Ho imparato una cosa positiva: che per le gare al mattino vado meglio partendo a digiuno, e mangiando delle maltodestrine durante la gara.
Per il resto il mio peso è rimasto stabile sul valore invernale, non ho perso un grammo, anzi, forse ho aumentato la massa muscolare, che ora in salita mi dà un po' fastidio, ma il grasso è tutto lì.
In allenamento: tutto bene finchè si andava piano, quando bisognava scattare però sentivo le gambe vuote e dolori ai quadricipiti. In gara peggio che mai (non faccio gf, ma circuiti, crono, cronoscalate).

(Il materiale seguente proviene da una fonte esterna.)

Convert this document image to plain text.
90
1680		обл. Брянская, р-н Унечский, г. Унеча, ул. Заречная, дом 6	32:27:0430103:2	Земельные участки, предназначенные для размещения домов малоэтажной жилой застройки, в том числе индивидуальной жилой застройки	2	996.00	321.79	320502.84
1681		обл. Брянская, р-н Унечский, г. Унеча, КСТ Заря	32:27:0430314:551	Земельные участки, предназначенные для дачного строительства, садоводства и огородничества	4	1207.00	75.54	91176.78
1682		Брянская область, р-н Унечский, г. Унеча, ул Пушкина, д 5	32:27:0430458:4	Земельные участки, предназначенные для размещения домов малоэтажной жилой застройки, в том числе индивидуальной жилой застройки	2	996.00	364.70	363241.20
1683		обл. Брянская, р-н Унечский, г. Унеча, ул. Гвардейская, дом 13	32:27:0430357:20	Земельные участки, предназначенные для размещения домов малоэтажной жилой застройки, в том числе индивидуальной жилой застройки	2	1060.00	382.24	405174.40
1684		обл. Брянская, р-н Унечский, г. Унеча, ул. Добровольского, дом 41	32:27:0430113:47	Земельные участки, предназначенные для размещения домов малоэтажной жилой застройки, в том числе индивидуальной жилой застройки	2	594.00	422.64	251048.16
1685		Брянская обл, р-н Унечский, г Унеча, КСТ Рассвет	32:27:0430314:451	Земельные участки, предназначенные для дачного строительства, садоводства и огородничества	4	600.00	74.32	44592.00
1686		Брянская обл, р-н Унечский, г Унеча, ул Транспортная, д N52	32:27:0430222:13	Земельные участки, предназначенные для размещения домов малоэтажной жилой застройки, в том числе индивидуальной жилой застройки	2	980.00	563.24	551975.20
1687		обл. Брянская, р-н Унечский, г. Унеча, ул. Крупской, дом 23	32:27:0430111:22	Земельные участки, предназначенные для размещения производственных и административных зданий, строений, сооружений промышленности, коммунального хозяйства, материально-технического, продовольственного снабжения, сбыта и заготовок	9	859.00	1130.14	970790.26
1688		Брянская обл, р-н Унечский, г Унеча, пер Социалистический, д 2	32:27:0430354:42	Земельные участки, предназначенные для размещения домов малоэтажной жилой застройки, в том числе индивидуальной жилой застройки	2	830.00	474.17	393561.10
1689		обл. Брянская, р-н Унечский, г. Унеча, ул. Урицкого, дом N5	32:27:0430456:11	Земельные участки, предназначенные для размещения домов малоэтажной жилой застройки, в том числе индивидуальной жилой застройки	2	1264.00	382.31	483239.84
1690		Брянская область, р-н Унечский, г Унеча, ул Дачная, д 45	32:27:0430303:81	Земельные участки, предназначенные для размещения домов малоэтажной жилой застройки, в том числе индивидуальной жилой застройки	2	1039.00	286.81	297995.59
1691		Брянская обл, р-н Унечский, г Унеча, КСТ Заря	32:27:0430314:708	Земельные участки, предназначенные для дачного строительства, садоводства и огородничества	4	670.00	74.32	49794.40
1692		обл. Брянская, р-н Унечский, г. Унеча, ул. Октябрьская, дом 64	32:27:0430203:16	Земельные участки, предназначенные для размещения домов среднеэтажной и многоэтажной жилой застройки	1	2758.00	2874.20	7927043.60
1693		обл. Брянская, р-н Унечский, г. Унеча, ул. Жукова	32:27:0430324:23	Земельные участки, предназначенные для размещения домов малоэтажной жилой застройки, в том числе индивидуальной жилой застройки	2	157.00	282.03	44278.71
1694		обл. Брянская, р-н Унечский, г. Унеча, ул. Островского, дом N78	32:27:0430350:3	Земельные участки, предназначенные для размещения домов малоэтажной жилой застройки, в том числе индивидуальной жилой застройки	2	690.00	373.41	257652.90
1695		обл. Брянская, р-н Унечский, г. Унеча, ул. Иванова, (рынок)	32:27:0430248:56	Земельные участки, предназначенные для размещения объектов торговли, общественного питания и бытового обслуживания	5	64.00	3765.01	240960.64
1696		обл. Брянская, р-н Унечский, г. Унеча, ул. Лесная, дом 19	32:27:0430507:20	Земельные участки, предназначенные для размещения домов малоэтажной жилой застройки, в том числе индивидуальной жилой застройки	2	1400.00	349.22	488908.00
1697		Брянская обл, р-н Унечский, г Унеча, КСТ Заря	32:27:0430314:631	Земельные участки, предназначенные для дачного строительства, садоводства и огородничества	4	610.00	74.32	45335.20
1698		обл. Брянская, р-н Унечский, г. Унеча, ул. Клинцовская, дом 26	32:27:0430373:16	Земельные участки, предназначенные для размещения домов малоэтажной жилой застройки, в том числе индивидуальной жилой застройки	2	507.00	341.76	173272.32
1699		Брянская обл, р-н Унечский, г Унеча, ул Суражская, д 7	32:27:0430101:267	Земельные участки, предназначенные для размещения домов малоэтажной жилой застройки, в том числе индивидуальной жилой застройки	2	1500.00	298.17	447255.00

A fine aprile ho corso il Giro di Sardegna, mangiando come un maiale, primo, secondo, contorno e dolce, senza criterio; saltavo solo la colazione, perchè era troppo vicina all'ora della partenza: finalmente mi sentivo la gamba piena e ho perso un po' di grasso! Certo c'era una gara da 90 km ogni giorno, si consumava molto.
Tornata a casa ho nuovamente limitato i carbo, temendo di ingrassare: di nuovo sempre stanca e poca resa in allenamento, dopo 1 ora e 30 andavo in crisi.
Da una settimana ho rimesso i carbo a colazione e pranzo, anche nei giorni in cui non mi alleno, e va molto meglio, sia il grasso che lentamente se ne va, sia la prestazione.
Cosa dite? Forse io funziono meglio con assunzioni continue di carbo? O forse non ricaricavo a sufficienza nel post wo?
Grazie dei suggerimenti che vorrete darmi.